Una cubana che è tornata sull'isola dopo un anno trascorso all'estero ha condiviso in un video di TikTok il brutale shock che ha provato vedendo i prezzi al mercato, come faceva di consueto ogni sabato.
«Sono tornata a Cuba dopo un anno di vita all'estero e tutto mi impressiona, soprattutto i prezzi. Non riesco a capire come faccia la gente a vivere qui», ha raccontato la creatrice, identificata come @yuyudecuba.
Portò 5.500 pesos —il suo budget abituale del sabato— e tornò a casa «praticamente a mani vuote».
Il percorso dei prezzi che ha documentato è decisivo: il barattolo d'olio, che prima si trovava tra 900 e 1.200 pesos, ora costa 1.800 pesos.
Una mano di platano che valeva 100 pesos è arrivata a 600; la libbra di pomodoro è passata da 60 pesos a 350; e la libbra di picadillo è aumentata da 320 a 450 pesos.
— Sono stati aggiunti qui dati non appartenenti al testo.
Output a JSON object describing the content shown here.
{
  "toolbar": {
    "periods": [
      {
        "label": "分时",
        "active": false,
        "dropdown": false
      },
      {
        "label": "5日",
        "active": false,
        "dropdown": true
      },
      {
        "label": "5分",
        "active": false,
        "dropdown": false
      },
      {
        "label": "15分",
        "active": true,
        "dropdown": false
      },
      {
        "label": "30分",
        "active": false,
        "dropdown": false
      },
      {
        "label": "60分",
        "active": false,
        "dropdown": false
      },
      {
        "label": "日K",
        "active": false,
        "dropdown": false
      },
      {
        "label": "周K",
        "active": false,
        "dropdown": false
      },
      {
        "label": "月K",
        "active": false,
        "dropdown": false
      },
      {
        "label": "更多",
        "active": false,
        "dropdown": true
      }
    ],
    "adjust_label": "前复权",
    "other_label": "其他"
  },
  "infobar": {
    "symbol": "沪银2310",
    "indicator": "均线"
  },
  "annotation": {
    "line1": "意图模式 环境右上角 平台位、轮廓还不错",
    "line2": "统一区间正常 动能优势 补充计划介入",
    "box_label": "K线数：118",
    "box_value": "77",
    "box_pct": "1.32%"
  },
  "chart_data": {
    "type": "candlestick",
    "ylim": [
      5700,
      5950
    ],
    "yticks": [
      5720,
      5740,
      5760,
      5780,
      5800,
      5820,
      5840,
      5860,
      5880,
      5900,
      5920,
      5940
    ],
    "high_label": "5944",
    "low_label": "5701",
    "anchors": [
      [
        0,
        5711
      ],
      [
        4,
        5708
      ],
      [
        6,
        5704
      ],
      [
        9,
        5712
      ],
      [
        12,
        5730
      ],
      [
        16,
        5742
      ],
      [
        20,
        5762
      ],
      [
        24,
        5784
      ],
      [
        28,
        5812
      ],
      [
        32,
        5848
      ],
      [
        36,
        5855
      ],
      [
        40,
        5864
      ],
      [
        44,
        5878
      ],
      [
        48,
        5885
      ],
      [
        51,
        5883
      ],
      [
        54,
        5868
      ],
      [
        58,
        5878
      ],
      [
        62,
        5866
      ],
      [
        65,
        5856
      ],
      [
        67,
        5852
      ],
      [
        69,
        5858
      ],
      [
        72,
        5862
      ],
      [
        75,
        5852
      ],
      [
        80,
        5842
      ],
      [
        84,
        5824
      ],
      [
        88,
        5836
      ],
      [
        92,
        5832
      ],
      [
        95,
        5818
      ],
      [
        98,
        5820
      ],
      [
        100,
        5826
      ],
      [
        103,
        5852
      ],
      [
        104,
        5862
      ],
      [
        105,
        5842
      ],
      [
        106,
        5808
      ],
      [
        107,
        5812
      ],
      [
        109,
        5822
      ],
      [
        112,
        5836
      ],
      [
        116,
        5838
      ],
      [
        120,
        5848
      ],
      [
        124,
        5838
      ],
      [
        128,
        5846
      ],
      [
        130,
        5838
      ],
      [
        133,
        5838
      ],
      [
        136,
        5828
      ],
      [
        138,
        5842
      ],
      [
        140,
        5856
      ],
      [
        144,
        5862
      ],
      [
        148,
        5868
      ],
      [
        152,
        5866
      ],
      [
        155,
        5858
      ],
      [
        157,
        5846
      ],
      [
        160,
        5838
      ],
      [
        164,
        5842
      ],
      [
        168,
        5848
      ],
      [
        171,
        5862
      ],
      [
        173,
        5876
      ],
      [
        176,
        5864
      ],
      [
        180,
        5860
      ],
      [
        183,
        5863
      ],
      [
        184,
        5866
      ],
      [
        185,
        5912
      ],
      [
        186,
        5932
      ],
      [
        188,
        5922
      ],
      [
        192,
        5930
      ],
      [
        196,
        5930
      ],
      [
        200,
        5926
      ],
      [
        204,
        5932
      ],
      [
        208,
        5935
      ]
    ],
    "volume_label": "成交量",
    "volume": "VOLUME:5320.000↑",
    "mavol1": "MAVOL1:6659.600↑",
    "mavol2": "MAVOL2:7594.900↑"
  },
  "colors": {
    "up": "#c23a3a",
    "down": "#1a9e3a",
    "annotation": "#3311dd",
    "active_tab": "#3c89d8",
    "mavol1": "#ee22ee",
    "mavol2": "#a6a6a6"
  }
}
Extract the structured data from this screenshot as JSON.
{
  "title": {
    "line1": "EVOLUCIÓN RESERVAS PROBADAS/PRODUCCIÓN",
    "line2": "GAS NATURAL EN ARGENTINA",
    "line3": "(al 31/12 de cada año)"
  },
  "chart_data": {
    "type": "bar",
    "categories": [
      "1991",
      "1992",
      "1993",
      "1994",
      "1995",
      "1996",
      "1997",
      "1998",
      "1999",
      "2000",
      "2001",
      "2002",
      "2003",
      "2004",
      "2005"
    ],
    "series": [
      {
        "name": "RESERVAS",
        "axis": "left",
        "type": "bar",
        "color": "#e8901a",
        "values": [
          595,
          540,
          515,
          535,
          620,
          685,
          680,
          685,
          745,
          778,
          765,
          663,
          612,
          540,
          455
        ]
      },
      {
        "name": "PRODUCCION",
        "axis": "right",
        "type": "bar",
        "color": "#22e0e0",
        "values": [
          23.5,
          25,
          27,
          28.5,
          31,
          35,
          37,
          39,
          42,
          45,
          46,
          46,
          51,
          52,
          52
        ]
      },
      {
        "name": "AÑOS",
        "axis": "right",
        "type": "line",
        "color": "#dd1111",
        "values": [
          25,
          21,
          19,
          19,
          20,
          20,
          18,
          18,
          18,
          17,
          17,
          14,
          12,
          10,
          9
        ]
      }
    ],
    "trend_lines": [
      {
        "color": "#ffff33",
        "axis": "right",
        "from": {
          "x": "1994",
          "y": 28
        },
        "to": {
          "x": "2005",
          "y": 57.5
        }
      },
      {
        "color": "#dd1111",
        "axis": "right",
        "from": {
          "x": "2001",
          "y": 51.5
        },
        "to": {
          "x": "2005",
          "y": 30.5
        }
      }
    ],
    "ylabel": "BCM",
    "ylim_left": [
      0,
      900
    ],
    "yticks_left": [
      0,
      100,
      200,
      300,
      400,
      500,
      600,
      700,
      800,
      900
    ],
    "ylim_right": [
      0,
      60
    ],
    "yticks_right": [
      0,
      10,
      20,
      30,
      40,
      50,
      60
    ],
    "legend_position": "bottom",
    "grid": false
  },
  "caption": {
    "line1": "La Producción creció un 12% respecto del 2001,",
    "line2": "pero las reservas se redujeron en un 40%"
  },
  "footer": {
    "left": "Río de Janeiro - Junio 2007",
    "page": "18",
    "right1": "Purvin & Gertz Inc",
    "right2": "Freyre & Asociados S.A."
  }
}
I prodotti a base di carne non sono sfuggiti all'aumento: un pacchetto di pollo di quattro libbre, che prima oscillava tra 1.000 e 1.800 pesi, ora si vende tra 2.000 e 2.600 pesi.
Fino ai dolciumi si riflette la spirale inflazionaria: un chupa chupa ha raddoppiato il suo prezzo, passando da 35 a 70 pesos, e un pacco di quattro biscotti è passato da 60 pesos a tra 350 e 400 pesos.
«La vita adesso a Cuba è come se si vivesse in un altro paese e si guadagnasse in dollari», ha riassunto la giovane.
La domanda che pesa di più non riguarda le proprie spese, ma chi non ha accesso a valute estere: «Noi che viaggiamo e torniamo a Cuba e portiamo un po' di soldi non li vediamo così costosi. Ma, le persone che vivono qui, come fanno a vivere?»
La aritmetica che propone è devastante: se ha speso 5.500 pesos e non ha praticamente comprato nulla, come fa a sopravvivere chi guadagna il salario minimo di 3.200 pesos?
Quel salario minimo —recentemente aumentato da 2.100 a 3.210 pesos dal regime cubano, in vigore da luglio— equivale a soli 4,65 dollari al tasso di cambio informale, che si aggira attorno ai 695 pesos per dollaro.
L'economista Javier Pérez Capdevila ha calcolato che una persona ha bisogno di almeno 96.060 pesos mensili per coprire le proprie necessità di base, di cui 70.070 sono destinati esclusivamente agli alimenti: una cifra 30 volte superiore al nuovo salario minimo.
Le statistiche ufficiali registrano un'inflazione tendenziale del 15,89% a maggio del 2026, secondo l'Ufficio Nazionale di Statistiche e Informazioni, ma i prezzi continuano a salire molto al di sopra di quella cifra nei mercati informali, dove stime indipendenti collocano l'inflazione reale attorno al 70% tendenziale.
L'euro, dal canto suo, ha raggiunto un massimo storico di 800 pesos nel mercato informale il 21 giugno, e gli economisti indipendenti prevedono una caduta del PIL cubano fino al 15% nel 2026.
«Anche se non mi pento di essere tornato a Cuba, sento che vivere qui adesso è insostenibile», ha concluso @yuyudecuba, lasciando aperta la domanda che migliaia di cubani si pongono ogni giorno di fronte a un mercato che ormai non possono più permettersi.